At a time when there were only 150,000 Jews in the United States, 10,000 Jewish men fought in the Civil War.

That 6,000 took up arms for the Union Army and 4,000 for the Confederacy surprises some, said Civil War historian Bruce Form during a Nov. 18 program at Highland Park Conservative Temple-Congregation Anshe Emeth.

Form came in period dress to the program with his wife, Mira Katz-Form. He portrayed Capt. Myer J. Asch of the 1st New Jersey Calvary and she came as Rebecca Moss, secretary of the Ladies Hebrew Association for the Relief of Sick and Wounded Soldiers in Philadelphia.

The Highland Park couple, who are both “living historians” and re-enactors, brought along period artifacts, including a pocket-sized siddur and collapsible Kiddush cup, likely carried by a Jewish soldier.

They read from letters from Jewish soldiers about the horrors of battle, and from military leaders attesting to the loyalty and bravery of Jewish soldiers. Another described a makeshift seder organized by Jewish Union troops on Passover.

“We love history,” said Form, who is retired as a history teacher at Colonia High School and as vice principal at Avenel Middle School.

Both are members of the Robert E. Lee Civil War Round Table of Central New Jersey in Woodbridge. Form is executive director of its Civil War library and research center, and Katz-Form is an organizer of the annual Civil War Living history weekend at Parker Press Park in Woodbridge.

Form also portrays a Confederate figure, Maj. Raphael Moses, a fifth-generation southerner who served as chief supply officer for Confederate Gen. James Longstreet. Moses ended up carrying out the last order of the Confederacy from President Jefferson Davis — to take possession of $40,000 in gold and silver bullion from the Confederate treasury and deliver it to help feed and supply the defeated rebels straggling home after the war.

Katz-Form portrays his wife, Eliza Moses, active on the home front in Columbus, Ga.

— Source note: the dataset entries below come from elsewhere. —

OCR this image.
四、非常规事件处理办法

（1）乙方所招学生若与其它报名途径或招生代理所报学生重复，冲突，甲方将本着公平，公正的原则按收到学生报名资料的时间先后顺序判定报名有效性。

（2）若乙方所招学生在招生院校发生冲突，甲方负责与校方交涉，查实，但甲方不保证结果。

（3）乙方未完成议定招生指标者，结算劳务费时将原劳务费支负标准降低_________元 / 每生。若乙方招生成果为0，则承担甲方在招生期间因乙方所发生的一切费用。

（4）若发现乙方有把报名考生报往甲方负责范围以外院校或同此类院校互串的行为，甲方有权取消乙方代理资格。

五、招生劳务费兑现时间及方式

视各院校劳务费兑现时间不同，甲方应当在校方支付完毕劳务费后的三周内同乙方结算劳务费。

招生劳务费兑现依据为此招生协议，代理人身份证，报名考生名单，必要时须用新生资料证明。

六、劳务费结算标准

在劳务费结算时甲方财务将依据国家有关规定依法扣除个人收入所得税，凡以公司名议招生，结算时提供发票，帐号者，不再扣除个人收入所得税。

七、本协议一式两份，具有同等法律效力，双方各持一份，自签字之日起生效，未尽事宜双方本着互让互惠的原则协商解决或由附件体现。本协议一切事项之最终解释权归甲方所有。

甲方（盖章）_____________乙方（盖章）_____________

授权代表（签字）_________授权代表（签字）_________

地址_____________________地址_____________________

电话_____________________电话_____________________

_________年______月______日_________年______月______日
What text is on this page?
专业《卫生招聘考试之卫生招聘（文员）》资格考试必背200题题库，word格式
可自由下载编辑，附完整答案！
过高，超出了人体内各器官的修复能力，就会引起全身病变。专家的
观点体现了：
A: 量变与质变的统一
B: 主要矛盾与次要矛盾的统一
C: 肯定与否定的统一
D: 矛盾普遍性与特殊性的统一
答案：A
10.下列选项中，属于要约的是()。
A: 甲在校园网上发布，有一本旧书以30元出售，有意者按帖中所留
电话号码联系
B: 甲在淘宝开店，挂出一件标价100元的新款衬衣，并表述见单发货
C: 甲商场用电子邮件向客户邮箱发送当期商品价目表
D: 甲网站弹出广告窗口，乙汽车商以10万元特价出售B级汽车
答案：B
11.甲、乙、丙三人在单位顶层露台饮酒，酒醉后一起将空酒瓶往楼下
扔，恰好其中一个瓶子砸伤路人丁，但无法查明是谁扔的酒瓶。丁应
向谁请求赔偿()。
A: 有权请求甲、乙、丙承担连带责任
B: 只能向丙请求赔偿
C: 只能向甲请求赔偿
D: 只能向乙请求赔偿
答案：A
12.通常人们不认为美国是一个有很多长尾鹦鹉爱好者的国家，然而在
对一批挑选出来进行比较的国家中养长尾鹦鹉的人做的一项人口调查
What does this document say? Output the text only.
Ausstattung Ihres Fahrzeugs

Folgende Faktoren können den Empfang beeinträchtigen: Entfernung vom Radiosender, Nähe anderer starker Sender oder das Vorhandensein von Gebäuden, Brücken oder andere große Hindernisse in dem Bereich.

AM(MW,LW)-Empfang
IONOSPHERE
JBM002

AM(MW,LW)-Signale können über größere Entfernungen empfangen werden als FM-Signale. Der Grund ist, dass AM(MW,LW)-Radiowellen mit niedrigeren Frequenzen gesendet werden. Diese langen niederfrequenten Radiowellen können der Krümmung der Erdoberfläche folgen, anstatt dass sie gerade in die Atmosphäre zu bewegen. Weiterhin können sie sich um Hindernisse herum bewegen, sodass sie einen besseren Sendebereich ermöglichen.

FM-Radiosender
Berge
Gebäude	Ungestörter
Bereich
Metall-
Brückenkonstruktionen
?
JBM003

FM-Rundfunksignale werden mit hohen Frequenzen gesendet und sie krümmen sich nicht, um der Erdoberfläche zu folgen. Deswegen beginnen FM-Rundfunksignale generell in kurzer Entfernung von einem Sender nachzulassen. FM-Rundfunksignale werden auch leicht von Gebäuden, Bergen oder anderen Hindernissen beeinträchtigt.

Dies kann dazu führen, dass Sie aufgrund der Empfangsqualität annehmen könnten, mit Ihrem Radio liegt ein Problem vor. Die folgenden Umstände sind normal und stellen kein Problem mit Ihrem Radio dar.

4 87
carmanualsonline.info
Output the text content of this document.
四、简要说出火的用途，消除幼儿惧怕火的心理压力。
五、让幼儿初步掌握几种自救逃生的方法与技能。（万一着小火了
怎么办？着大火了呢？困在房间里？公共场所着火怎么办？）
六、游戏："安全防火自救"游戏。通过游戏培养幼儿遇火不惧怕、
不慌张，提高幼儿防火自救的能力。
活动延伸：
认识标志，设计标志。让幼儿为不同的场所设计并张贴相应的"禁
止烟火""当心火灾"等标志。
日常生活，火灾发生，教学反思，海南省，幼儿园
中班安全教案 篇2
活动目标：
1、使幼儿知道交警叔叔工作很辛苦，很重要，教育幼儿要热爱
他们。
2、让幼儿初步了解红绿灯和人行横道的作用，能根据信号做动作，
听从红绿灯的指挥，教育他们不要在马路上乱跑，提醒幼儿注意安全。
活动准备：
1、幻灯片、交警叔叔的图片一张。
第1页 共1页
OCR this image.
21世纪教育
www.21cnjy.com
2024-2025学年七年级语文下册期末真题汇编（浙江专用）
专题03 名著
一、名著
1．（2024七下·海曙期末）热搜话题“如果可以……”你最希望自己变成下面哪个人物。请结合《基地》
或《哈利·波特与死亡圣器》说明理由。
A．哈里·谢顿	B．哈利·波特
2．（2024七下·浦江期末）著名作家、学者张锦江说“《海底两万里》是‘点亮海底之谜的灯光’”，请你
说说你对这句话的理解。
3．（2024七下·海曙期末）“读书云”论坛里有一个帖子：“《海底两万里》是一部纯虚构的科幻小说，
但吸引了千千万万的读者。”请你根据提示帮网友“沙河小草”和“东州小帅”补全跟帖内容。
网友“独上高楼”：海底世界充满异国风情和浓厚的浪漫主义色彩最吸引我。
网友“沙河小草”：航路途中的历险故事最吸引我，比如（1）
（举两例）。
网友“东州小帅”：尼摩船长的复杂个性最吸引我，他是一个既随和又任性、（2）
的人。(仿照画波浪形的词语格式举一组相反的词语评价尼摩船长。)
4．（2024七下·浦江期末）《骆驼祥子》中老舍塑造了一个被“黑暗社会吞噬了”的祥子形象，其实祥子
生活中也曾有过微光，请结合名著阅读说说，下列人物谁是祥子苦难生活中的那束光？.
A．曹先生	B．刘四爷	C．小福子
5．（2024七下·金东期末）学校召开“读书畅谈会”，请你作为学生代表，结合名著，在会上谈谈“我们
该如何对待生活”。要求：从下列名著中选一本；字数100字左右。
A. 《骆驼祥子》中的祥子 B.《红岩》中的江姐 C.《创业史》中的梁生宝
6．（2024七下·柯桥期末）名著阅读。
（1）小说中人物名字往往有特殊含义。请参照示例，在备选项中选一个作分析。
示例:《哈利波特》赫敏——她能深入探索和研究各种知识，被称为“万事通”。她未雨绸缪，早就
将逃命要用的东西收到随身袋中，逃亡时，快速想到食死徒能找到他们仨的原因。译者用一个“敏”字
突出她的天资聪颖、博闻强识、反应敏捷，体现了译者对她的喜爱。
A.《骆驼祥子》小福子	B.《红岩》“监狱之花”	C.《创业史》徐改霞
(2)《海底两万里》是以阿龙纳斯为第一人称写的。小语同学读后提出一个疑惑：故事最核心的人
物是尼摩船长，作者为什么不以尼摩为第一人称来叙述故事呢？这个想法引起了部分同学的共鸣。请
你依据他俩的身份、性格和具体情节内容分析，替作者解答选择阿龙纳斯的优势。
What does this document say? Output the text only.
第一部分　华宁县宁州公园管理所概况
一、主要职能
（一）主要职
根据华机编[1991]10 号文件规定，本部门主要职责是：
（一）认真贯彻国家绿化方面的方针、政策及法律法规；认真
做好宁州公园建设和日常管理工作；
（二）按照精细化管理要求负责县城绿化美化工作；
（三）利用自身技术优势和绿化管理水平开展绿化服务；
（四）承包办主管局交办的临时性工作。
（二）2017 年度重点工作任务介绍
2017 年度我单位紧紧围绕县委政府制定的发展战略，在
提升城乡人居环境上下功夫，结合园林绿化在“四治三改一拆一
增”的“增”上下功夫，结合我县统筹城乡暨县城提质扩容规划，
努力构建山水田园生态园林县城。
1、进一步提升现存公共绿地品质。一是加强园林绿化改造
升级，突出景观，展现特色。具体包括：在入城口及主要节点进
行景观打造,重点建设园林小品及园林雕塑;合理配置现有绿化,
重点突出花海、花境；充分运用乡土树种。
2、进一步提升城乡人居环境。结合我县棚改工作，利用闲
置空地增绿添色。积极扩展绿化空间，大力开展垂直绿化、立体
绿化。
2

Form also described the career of Edward S. Salomon, a native of Prussia and a founder and commander of the 82nd Illinois Volunteer Infantry, which included more than 100 Jews. During the Battle of Gettysburg, Salomon was instrumental in repulsing a Confederate charge by 15,000 soldiers, resulting in his promotion to brigadier general.

“Edward Salomon was cited by his commanding general after his horse was shot out from under him,” said Form. “He just stood there calmly smoking a cigar and continued to order his men on what to do.”

After the war, Salomon would serve in the California legislature.